2. Improve the ERD’s PDF reading and annotating capabilities. Princeton students, as reported in a recent TeleRead post, didn’t like the Kindle because they could not mark up their etexts the way they can scribble in their paper textbooks.
3. Maximize the reading devices’ audio capabilities for reading aloud.
4. In general, make a better product: improve the features of the reading devices. (Details about how to do this are in my book.)
5. Partner with Scribd, and create a better search interface for finding Scribd documents from independent publishers and authors.
6. Create a rebate program so that for each ebook you buy via the reading device, you get a credit toward your next purchase of a future reading device.
7. Ensure that your reading devices are “green”, the way Apple computing company has become environmentally conscious and transparent.
8. Sponsor an “Ebooks Save Trees” program: for every ebook sold, one tree will be planted. (That will not be difficult: partner with the United Nations program: “Plant for the Planet: Billion Tree Campaign”.
9. Sell the devices in stores, so people can see them and touch them and try them.
10. Get the devices out into the real world. Donate the devices to libraries. Get them into hotel room desks, instead of (or, in addition to) the usual reading matter deposited there. Make the devices available wherever people are forced to sit for long periods of time: such as doctors’ offices, where we can read all about our possible afflictions while we wait.
11. Partner with ebooksellers who give a larger share of the sale price to publishers. Amazon’s large cut on each sale (of ebooks and newspaper subscriptions) is making many publishers and authors wonder why they are working — and working so hard — for Amazon.
Michael Pastore
50 Benefits of Ebooks
November 1st, 2009 at 9:06 pm
Felix Torres raises a lot of good points: Sony (or whomever) does need to address a new market. But Sony already has! – the _library_ market. Sony still has the only reader that lets you check books out from the library – this is good for libraries (they get their funding based on usage, and download statistics add to their usage 24/7 in a time when libraries are often having to reduce hours) – and it’s good for a new segment of consumers.

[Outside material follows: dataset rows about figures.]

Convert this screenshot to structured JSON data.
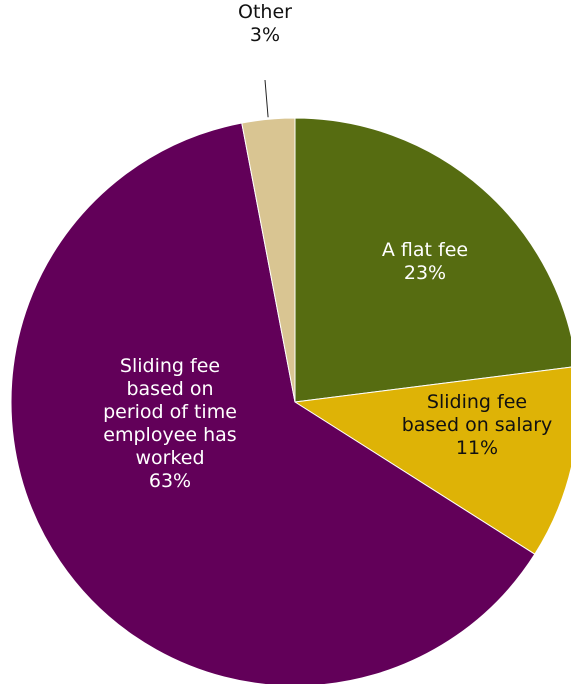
{
  "chart_data": {
    "type": "pie",
    "start_angle_deg": 0,
    "direction": "clockwise",
    "slices": [
      {
        "name_lines": [
          "A flat fee"
        ],
        "value": 23,
        "value_label": "23%",
        "color": "#566c11",
        "text_color": "#ffffff"
      },
      {
        "name_lines": [
          "Sliding fee",
          "based on salary"
        ],
        "value": 11,
        "value_label": "11%",
        "color": "#deb306",
        "text_color": "#111111"
      },
      {
        "name_lines": [
          "Sliding fee",
          "based on",
          "period of time",
          "employee has",
          "worked"
        ],
        "value": 63,
        "value_label": "63%",
        "color": "#620059",
        "text_color": "#ffffff"
      },
      {
        "name_lines": [
          "Other"
        ],
        "value": 3,
        "value_label": "3%",
        "color": "#d9c592",
        "text_color": "#111111",
        "label_outside": true
      }
    ]
  }
}
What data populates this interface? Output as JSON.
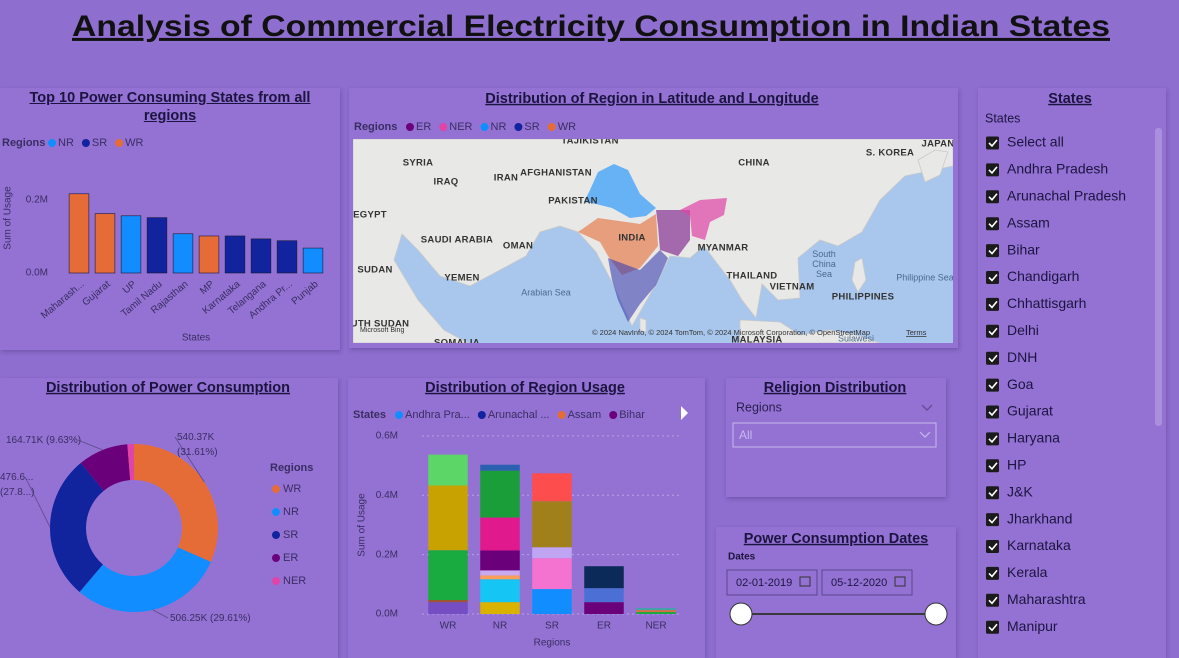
{
  "header": {
    "title": "Analysis of Commercial Electricity Consumption in Indian States"
  },
  "chart_data": [
    {
      "type": "bar",
      "title": "Top 10 Power Consuming States from all regions",
      "legend_title": "Regions",
      "legend": [
        {
          "name": "NR",
          "color": "#118dff"
        },
        {
          "name": "SR",
          "color": "#12239e"
        },
        {
          "name": "WR",
          "color": "#e66c37"
        }
      ],
      "categories": [
        "Maharash...",
        "Gujarat",
        "UP",
        "Tamil Nadu",
        "Rajasthan",
        "MP",
        "Karnataka",
        "Telangana",
        "Andhra Pr...",
        "Punjab"
      ],
      "values": [
        0.216,
        0.162,
        0.156,
        0.151,
        0.107,
        0.101,
        0.101,
        0.093,
        0.088,
        0.068
      ],
      "colors": [
        "#e66c37",
        "#e66c37",
        "#118dff",
        "#12239e",
        "#118dff",
        "#e66c37",
        "#12239e",
        "#12239e",
        "#12239e",
        "#118dff"
      ],
      "ylim": [
        0,
        0.24
      ],
      "yticks": [
        {
          "value": 0,
          "label": "0.0M"
        },
        {
          "value": 0.2,
          "label": "0.2M"
        }
      ],
      "x_label": "States",
      "y_label": "Sum of Usage",
      "grid": false
    },
    {
      "type": "pie",
      "title": "Distribution of Power Consumption",
      "legend_title": "Regions",
      "categories": [
        "WR",
        "NR",
        "SR",
        "ER",
        "NER"
      ],
      "values": [
        540.37,
        506.25,
        476.6,
        164.71,
        21.6
      ],
      "value_labels": [
        "540.37K (31.61%)",
        "506.25K (29.61%)",
        "476.6... (27.8...)",
        "164.71K (9.63%)",
        null
      ],
      "colors": [
        "#e66c37",
        "#118dff",
        "#12239e",
        "#6b007b",
        "#e044a7"
      ]
    },
    {
      "type": "stacked_bar",
      "title": "Distribution of Region Usage",
      "legend_title": "States",
      "legend": [
        {
          "name": "Andhra Pra...",
          "color": "#118dff"
        },
        {
          "name": "Arunachal ...",
          "color": "#12239e"
        },
        {
          "name": "Assam",
          "color": "#e66c37"
        },
        {
          "name": "Bihar",
          "color": "#6b007b"
        }
      ],
      "categories": [
        "WR",
        "NR",
        "SR",
        "ER",
        "NER"
      ],
      "stacks": [
        [
          {
            "value": 0.04,
            "color": "#744ec2"
          },
          {
            "value": 0.007,
            "color": "#a0522d"
          },
          {
            "value": 0.168,
            "color": "#1aab40"
          },
          {
            "value": 0.218,
            "color": "#c8a200"
          },
          {
            "value": 0.104,
            "color": "#5bd667"
          }
        ],
        [
          {
            "value": 0.04,
            "color": "#d9b300"
          },
          {
            "value": 0.077,
            "color": "#15c6f4"
          },
          {
            "value": 0.013,
            "color": "#fa9f5a"
          },
          {
            "value": 0.017,
            "color": "#c9a9f0"
          },
          {
            "value": 0.067,
            "color": "#6b007b"
          },
          {
            "value": 0.111,
            "color": "#e0198c"
          },
          {
            "value": 0.158,
            "color": "#1a9e3a"
          },
          {
            "value": 0.02,
            "color": "#2b5fb0"
          }
        ],
        [
          {
            "value": 0.084,
            "color": "#118dff"
          },
          {
            "value": 0.104,
            "color": "#f472d0"
          },
          {
            "value": 0.037,
            "color": "#c0a6f2"
          },
          {
            "value": 0.155,
            "color": "#a0801b"
          },
          {
            "value": 0.094,
            "color": "#fd4d4d"
          }
        ],
        [
          {
            "value": 0.04,
            "color": "#6b007b"
          },
          {
            "value": 0.047,
            "color": "#4c6fd6"
          },
          {
            "value": 0.074,
            "color": "#0b2a5a"
          }
        ],
        [
          {
            "value": 0.007,
            "color": "#1aab40"
          },
          {
            "value": 0.006,
            "color": "#e66c37"
          },
          {
            "value": 0.007,
            "color": "#41a4a8"
          }
        ]
      ],
      "ylim": [
        0,
        0.62
      ],
      "yticks": [
        {
          "value": 0,
          "label": "0.0M"
        },
        {
          "value": 0.2,
          "label": "0.2M"
        },
        {
          "value": 0.4,
          "label": "0.4M"
        },
        {
          "value": 0.6,
          "label": "0.6M"
        }
      ],
      "x_label": "Regions",
      "y_label": "Sum of Usage",
      "grid": true
    }
  ],
  "map": {
    "title": "Distribution of Region in Latitude and Longitude",
    "legend_title": "Regions",
    "legend": [
      {
        "name": "ER",
        "color": "#6b007b"
      },
      {
        "name": "NER",
        "color": "#e044a7"
      },
      {
        "name": "NR",
        "color": "#118dff"
      },
      {
        "name": "SR",
        "color": "#12239e"
      },
      {
        "name": "WR",
        "color": "#e66c37"
      }
    ],
    "labels": [
      "TAJIKISTAN",
      "SYRIA",
      "IRAQ",
      "IRAN",
      "AFGHANISTAN",
      "PAKISTAN",
      "CHINA",
      "S. KOREA",
      "JAPAN",
      "EGYPT",
      "SAUDI ARABIA",
      "OMAN",
      "INDIA",
      "MYANMAR",
      "THAILAND",
      "VIETNAM",
      "PHILIPPINES",
      "SUDAN",
      "YEMEN",
      "Arabian Sea",
      "South China Sea",
      "Philippine Sea",
      "UTH SUDAN",
      "SOMALIA",
      "MALAYSIA",
      "Sulawesi"
    ],
    "attribution": "© 2024 NavInfo, © 2024 TomTom, © 2024 Microsoft Corporation, © OpenStreetMap",
    "terms": "Terms",
    "brand": "Microsoft Bing"
  },
  "states_slicer": {
    "title": "States",
    "header": "States",
    "items": [
      "Select all",
      "Andhra Pradesh",
      "Arunachal Pradesh",
      "Assam",
      "Bihar",
      "Chandigarh",
      "Chhattisgarh",
      "Delhi",
      "DNH",
      "Goa",
      "Gujarat",
      "Haryana",
      "HP",
      "J&K",
      "Jharkhand",
      "Karnataka",
      "Kerala",
      "Maharashtra",
      "Manipur"
    ]
  },
  "religion_slicer": {
    "title": "Religion Distribution",
    "label": "Regions",
    "value": "All"
  },
  "date_slicer": {
    "title": "Power Consumption Dates",
    "label": "Dates",
    "start": "02-01-2019",
    "end": "05-12-2020"
  }
}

Plus, as Michael Pastore points out, proprietary formats are the way of the past.
November 2nd, 2009 at 8:41 am
@Anna Peak: Yes, Sony is the only ebook reader manufacturer bragging about their library book access but they aren’t the only one that offers the feature since it comes from the use of Adobe Digital Editions. Pretty much the all Adobe ADE-based readers I’ve seen are compatible. And I distinctly remember Cybook and Hanlin users reporting success using Mobi software.
http://wiki.mobileread.com/wiki/Cybook_Gen3_Tips_and_Troubleshooting#Read_Borrowed_Library_Books_on_the_Cybook_-_How_to_Fix_the_Date
I’ll give Sony a half point for marketting skill for claiming a feature most other ebook readers also have.
I still think, though, that anybody looking for an anti-amazon bulwark should be looking to Google or Apple.